Pandemia pokrzyżowała plany nie tylko użytkownikom siłowni, ale przede wszystkim ich pracownikom. W związku z tym większość trenerów i siłowni zaczęła prowadzić treningi online. Dostępne są treningi indywidualne, grupowe na żywo, czy duża ilość darmowych programów na YouTube. Znajdziemy tam wszelkie konfiguracje – ze sprzętem lub bez, dla początkujących czy zaawansowanych. Jeśli jednak trening w domu nie jest waszym ulubionym, to są jeszcze opcje outdoorowe – treningi biegowe, grupy zajmujące się OCR (biegi z przeszkodami), jazda na rowerze czy nartach biegowych. Bardzo pozytywnym zjawiskiem jest to, że coraz więcej osób przesiada się w sezonie letnim na rowery, nawet kilka km do pracy może być już wystarczającym bodźcem do poprawy wydolności, a tym samym zdrowia.

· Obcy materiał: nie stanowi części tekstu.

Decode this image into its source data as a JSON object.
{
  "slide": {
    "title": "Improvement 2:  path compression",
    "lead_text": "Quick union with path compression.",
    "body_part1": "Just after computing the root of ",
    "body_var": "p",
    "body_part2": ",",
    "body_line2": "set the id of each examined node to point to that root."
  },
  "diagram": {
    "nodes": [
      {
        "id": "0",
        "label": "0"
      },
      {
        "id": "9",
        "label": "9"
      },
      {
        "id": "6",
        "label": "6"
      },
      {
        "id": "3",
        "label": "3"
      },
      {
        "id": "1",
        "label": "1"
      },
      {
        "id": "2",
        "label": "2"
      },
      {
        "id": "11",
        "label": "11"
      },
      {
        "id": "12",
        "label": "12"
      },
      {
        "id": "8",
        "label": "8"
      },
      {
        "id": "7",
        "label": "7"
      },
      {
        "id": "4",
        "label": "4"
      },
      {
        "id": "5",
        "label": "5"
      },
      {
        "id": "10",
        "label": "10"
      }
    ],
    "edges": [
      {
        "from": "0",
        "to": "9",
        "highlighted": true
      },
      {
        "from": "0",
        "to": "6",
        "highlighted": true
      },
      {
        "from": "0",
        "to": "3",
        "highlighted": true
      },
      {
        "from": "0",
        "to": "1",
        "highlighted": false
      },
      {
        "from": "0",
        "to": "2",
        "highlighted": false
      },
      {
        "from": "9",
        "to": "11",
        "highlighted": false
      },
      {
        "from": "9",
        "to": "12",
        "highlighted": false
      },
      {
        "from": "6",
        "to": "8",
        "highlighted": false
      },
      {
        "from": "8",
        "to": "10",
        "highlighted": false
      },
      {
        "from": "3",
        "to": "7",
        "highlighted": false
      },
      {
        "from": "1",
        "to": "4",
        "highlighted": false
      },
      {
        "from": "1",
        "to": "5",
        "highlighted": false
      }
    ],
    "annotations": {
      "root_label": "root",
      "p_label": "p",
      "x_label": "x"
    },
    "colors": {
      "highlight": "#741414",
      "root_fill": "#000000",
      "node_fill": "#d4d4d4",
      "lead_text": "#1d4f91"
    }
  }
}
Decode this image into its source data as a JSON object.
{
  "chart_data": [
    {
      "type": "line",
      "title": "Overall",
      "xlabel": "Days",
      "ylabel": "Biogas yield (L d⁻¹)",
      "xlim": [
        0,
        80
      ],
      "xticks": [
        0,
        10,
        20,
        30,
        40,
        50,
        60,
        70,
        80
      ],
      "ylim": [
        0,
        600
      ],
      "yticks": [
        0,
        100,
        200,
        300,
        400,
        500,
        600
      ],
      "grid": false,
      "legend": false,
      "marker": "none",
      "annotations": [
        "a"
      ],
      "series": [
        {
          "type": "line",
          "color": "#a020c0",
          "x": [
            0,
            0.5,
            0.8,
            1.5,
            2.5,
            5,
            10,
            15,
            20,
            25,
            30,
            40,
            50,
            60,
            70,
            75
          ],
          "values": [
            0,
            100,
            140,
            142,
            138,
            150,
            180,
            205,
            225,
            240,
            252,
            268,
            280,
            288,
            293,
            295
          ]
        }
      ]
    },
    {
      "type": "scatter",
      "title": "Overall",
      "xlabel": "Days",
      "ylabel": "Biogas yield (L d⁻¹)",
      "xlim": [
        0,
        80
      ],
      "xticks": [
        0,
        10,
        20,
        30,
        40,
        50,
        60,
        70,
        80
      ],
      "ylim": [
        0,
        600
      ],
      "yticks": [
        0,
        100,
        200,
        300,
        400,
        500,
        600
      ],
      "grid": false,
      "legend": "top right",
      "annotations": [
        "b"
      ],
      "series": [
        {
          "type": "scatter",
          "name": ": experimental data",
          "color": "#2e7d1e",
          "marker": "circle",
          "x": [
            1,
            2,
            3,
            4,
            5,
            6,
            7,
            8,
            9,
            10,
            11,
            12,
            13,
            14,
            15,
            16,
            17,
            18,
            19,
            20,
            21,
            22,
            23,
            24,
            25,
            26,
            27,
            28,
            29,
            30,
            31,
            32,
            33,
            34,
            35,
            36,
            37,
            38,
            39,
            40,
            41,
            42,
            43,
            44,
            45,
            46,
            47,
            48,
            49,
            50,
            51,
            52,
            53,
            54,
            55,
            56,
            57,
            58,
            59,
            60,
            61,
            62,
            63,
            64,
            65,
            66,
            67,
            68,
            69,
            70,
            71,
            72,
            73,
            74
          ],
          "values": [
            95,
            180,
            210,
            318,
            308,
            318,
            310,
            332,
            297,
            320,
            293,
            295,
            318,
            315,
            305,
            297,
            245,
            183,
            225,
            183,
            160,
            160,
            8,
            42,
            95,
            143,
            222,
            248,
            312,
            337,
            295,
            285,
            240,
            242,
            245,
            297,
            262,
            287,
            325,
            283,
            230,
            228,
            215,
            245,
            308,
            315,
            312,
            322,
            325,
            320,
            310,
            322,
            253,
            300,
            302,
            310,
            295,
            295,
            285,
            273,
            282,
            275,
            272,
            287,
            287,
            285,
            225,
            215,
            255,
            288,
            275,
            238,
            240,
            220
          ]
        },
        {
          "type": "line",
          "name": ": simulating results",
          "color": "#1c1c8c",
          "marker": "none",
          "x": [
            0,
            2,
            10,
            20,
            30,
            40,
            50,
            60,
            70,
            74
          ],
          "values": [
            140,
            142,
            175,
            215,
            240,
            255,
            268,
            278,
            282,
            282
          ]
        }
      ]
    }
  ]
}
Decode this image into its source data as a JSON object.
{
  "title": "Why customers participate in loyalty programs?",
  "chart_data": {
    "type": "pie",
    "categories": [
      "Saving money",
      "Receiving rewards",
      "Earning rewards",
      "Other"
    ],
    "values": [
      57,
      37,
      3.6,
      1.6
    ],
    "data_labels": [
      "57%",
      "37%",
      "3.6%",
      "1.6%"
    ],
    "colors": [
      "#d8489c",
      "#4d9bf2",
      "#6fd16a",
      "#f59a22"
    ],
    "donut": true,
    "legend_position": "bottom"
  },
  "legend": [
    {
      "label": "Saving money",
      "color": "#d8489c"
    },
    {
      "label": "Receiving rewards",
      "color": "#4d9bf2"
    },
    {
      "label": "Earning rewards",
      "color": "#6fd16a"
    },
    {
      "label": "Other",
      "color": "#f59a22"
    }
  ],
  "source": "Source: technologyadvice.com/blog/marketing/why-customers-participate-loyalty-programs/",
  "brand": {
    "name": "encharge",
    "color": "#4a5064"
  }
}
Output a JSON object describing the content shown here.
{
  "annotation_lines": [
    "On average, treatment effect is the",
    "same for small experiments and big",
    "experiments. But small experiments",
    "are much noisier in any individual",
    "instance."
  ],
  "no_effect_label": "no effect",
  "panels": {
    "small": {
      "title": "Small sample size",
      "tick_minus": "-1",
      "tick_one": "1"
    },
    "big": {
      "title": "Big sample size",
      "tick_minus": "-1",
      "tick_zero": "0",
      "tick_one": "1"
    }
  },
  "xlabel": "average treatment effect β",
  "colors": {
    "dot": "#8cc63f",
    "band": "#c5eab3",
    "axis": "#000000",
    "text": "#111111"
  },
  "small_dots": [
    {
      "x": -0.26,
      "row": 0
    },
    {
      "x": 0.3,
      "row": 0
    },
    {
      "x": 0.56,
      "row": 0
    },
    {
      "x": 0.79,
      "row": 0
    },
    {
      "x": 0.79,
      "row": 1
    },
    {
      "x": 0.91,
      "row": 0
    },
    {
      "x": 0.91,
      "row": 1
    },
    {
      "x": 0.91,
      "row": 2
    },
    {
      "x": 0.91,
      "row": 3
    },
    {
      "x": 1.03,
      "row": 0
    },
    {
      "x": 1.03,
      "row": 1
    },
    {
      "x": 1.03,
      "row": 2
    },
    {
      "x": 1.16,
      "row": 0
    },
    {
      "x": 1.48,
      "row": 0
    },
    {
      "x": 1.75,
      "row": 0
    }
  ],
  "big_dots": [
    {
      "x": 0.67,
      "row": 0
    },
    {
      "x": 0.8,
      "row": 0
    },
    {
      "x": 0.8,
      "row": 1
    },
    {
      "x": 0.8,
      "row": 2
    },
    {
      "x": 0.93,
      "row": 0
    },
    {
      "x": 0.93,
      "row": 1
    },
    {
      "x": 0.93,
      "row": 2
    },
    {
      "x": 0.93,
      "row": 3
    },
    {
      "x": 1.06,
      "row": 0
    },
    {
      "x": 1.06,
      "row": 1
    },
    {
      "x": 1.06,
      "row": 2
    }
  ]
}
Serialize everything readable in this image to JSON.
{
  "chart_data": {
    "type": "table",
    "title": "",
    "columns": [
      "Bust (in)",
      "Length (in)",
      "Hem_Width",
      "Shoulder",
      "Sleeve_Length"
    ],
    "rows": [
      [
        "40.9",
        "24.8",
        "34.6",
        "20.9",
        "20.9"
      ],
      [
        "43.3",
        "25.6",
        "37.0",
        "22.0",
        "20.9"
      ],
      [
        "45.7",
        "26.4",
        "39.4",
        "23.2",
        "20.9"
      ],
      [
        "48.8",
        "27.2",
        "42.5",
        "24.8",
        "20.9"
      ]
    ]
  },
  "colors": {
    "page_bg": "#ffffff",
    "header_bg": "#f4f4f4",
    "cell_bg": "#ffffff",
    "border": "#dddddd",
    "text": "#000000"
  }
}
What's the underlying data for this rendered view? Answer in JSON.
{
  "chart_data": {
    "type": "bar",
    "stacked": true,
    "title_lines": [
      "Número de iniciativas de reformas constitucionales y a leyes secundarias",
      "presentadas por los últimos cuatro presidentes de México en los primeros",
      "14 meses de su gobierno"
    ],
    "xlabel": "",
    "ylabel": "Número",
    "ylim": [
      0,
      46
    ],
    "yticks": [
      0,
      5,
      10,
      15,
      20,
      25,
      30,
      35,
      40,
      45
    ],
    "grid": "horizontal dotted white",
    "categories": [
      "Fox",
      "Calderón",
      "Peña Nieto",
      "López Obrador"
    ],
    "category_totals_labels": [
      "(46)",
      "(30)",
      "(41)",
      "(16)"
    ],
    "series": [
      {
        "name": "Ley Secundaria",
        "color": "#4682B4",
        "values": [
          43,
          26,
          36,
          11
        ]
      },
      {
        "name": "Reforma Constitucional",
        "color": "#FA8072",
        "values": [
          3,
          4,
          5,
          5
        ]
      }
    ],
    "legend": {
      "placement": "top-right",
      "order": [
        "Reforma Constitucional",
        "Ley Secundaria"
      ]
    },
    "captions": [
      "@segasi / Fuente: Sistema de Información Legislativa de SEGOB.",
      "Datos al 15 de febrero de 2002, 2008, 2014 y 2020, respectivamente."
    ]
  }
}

Dla początkujących lub osób starszych polecam marsze z kijkami – będzie bezpieczniej i bardziej intensywnie. Powoli zaczynają być dostępne także baseny, które są idealną alternatywą, niezależnie od stopnia zaawansowania.
Poza rozpoczęciem aktywności fizycznej jest jeszcze kilka technik, które pomogą budować zdrowe ciało i umysł. Niezwykle ważny jest sen. Aby był faktycznym wypoczynkiem warto maksymalnie zaciemnić sypialnię i unikać światła niebieskiego po zmierzchu. Jeśli jednak musicie do późnej nocy pracować na laptopie czy komórce, pomyślcie o okularach z czerwonymi szkłami, które blokują właśnie to światło. Optymalne dla zachowania rytmu dobowego jest kładzenie się i wstawanie mniej więcej o tej samej porze. Bezpośrednio po przebudzeniu warto wystawić się na bezpośrednie działanie promieni słonecznych, co pomoże naturalnie „obudzić” organizm.
Jeśli czujecie się przepracowani i cierpicie na ciągły natłok myśli to warto bliżej poznać się z medytacją lub skorzystać z relaksacji czy treningów oddechowych. Takie programy na początek również możecie znaleźć na YouTube. Dodatkową alternatywą dla aktywności na świeżym powietrzu jest ostatnio niezwykle modne morsowanie. Świetnie buduje odporność i dla niektórych jest również formą medytacji. Można je bardzo dobrze połączyć z treningiem oddechowym np. Wima Hoffa. Pamiętajcie, że nawet małe zmiany prowadzą do wielkich rezultatów i nie trzeba godzin na siłowni, aby poczuć się lepiej w swoim ciele.